During the last few years, placental development research has started gaining a lot of attention from the research community. Improvement in NGS techniques has led to an increase in the number of sequencing samples submitted to public databases. GEO is one of the largest data repositories used for storing publically available experimental datasets. However, there are no strict guidelines for submitting the metadata information related to the datasets. There are many discrepancies in the metadata annotation including cell/tissue type, experiment type, and gestational age which make it very difficult to search for specific datasets. Arrayexpress is another such data repository which has a good search engine but it lacks well-annotated placenta-specific terms and features. Because of these issues, searching and retrieving data from these databases poses a great challenge for public data reuse. There are few other databases which have good annotations but don’t have placental datasets. To address this problem, we built a data repository by combining manually curated sequencing datasets including RNA-Seq, ChIP-Seq, and DNAse-Seq from different data repositories including GEO, Arrayexpress, ENA, and CistromeMap. The datasets are linked to the dataset specific genes and diseases through manual curation from research papers. We also developed a new controlled vocabulary based on the curated sample metadata including cell/tissue type, sequencing platform, associated genes, disease, and developmental time points. This resource will help the researchers to search placenta datasets in a quick and efficient manner.

SPINNER

SPINNER stands for Seeded Protein Interaction Network Neighborhood Expansion and Ranking Algorithm tool. This is an automated tool, which expands the initial seed proteins related to a particular disease, by using the network neighborhood expansion and create protein interaction network for protein network analysis. It expands the protein network by using the Protein-Protein Interaction (PPI) data from the databases like STRING and HAPPI. It also uses a heuristic scoring function for calculating the initial rank score and modified page rank algorithm for calculating the iterative rank score of the proteins in the protein network. This tool also calculates the effect on the network, after the removal of protein from the sub-network. This is called as protein perturbation. As we know, there are certain hub nodes in the protein networks, which play a key role in the activation of the disease. This feature will help us to identify those key hubs which would help in identifying potential drug targets. Using this tool I carried out the analysis of the Amyotrophic lateral sclerosis (ALS) and Breast Cancer.

GEMINE (Gene Expression Mutation Interaction Neighborhood Exploration)

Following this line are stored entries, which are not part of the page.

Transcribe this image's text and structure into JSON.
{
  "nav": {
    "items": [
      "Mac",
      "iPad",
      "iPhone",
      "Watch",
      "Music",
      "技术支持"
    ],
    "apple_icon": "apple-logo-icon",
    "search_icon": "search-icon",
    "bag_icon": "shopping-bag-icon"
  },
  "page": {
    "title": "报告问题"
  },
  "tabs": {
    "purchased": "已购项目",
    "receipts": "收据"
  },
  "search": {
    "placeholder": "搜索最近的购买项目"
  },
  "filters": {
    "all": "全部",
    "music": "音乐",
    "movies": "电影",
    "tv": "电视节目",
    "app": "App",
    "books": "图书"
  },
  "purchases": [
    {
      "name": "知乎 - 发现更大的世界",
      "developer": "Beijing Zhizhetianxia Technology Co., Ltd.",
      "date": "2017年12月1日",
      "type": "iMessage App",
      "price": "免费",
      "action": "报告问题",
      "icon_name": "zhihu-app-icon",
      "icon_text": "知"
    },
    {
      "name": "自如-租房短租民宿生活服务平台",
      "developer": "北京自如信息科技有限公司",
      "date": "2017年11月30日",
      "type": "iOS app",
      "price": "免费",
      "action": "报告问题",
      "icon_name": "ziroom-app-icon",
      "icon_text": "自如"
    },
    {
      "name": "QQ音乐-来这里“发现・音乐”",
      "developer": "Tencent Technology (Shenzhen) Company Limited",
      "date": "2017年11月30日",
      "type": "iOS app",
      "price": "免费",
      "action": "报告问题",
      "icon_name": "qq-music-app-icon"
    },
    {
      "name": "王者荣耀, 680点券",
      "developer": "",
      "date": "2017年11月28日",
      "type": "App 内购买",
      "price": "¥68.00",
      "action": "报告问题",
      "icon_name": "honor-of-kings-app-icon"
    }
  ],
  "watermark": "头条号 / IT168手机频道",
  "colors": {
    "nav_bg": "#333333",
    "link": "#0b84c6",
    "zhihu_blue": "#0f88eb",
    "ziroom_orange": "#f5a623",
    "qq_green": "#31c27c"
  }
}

Developed the database which stores the data regarding the significance of genes in cancers based on their gene expression and mutations. The raw data has been taken from COSMIC and TCGA and the differentially expressed genes have been filtered and prioritized on the basis of their SPINNER rank. We also calculate the similarity between the genes on the basis of the gene expression data from TCGA and mutation data from COSMIC. We also developed the web application, which is used to browse through the database using PHP and javascript.

Smart Health

Smart Health is an Electronic Medical Record (EMR) Project which was developed in collaboration with Wenzhou Medical Centre, China. The project involves efficient storage of health examination data that has been provided by Wenzhou Medical Centre. We designed and developed the data model and stored the health examination data in an Oracle database. In this process, we developed automated tools to carry out preprocessing and normalization of the data. We also developed a scoring scheme for scoring individuals on the basis of their test results. The scoring scheme can be used to develop prediction models which can be used to predict the potential disease threat on the basis of the current health conditions of an individual.